Models and toys made by Dinky, Britains and Corgi have never lost their attraction – the world over – and a sale held recently by Old Toy Soldier Auctions of Pittsburgh drew global bidding.
One of the top lots (illustrated) was a boxed set of marching Black Watch ‘soldiers on parade’.
This set, No 449, was produced in 1933-35 only and was issued in small numbers. Its box was very good and the figures in excellent condition, the base of the box allowing the dozen ‘Jocks’ to be led in formation by their piper.
Pitched at $2,500-$3,500, it took a multiple $8,500 – or around £6,600.

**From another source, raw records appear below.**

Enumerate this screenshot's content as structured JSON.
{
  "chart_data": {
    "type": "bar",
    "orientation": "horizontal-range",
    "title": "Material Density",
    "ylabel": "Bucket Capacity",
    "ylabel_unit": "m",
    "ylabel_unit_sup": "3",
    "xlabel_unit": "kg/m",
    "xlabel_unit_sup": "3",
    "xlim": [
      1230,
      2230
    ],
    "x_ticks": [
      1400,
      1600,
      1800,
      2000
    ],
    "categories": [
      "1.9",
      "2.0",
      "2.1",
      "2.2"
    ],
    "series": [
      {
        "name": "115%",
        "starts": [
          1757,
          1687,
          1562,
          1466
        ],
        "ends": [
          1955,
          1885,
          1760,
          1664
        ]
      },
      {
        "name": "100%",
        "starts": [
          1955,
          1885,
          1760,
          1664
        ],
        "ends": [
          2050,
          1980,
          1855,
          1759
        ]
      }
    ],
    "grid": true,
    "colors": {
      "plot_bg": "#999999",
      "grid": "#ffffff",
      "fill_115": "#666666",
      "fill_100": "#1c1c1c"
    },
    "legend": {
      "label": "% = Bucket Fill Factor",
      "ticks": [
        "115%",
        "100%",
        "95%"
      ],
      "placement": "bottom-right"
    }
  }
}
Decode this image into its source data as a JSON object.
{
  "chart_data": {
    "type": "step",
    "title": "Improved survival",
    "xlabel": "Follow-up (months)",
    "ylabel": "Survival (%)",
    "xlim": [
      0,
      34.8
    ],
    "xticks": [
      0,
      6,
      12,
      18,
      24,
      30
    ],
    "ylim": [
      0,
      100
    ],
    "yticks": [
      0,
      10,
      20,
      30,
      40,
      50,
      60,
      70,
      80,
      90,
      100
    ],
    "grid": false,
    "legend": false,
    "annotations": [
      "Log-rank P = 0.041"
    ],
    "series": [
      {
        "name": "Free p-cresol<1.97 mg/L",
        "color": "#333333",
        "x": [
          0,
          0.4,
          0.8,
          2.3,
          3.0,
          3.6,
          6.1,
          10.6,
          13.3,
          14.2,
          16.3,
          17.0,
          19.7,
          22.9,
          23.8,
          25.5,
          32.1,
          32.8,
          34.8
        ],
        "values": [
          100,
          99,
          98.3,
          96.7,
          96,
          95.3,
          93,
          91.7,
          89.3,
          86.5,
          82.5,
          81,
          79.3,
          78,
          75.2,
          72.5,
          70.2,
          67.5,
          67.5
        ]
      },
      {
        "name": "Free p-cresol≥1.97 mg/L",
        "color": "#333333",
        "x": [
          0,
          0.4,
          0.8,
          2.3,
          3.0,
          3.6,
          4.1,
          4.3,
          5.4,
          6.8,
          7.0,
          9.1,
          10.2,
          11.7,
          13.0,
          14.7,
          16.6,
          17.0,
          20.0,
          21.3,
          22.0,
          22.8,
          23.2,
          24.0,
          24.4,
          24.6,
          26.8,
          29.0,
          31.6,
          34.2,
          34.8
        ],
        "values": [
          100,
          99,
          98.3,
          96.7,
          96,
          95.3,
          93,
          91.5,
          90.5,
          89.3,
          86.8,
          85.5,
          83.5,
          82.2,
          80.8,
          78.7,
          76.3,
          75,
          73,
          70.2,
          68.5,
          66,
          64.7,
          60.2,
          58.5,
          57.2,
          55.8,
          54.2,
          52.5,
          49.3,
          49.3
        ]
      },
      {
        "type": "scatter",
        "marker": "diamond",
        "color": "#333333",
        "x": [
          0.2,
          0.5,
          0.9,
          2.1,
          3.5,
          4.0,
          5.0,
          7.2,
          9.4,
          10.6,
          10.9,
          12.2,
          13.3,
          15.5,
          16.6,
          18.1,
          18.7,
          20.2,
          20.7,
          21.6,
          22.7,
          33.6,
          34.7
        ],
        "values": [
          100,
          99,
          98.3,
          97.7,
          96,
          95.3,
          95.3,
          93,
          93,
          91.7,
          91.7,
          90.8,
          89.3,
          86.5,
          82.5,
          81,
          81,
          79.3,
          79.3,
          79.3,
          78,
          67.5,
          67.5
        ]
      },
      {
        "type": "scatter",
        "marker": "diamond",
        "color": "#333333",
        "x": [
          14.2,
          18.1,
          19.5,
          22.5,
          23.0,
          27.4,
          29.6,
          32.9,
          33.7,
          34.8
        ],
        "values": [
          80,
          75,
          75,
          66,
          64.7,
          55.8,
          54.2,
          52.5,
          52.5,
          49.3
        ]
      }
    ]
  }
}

Britains, of course, are themselves known the world over for diecast lead toy soldiers. The company was formed in Victorian London by William Britain. In 1893, he revolutionised the production of toy soldiers by inventing the process of hollow casting in lead. The style and scale of his figures became the industry standard for toy soldiers.
By the 1930s – when the Black Watch set was issued – the firm’s catalogue had expanded to 435 sets, and 20 million models a year were being produced.
Britains – and Scots regiments – did particularly well in the Pittsburgh sale.
The first set of Pipers of the Scots Guards, c1896, in Britains’ original box, tripled its pre-sale estimate to take $2,600, about £2,000.
The extremely rare Gordon Highlanders on Parade set, nine strong, with piper and troopers, produced by Britains in 1932-35, and boxed, took a double estimate $6,000 (about £4700).
A wonderful 118-piece display box of Scots Guards, also from the 1930s, the largest Britains set of infantry ever made – and in near mint condition, sold for $5,500 (£4,300).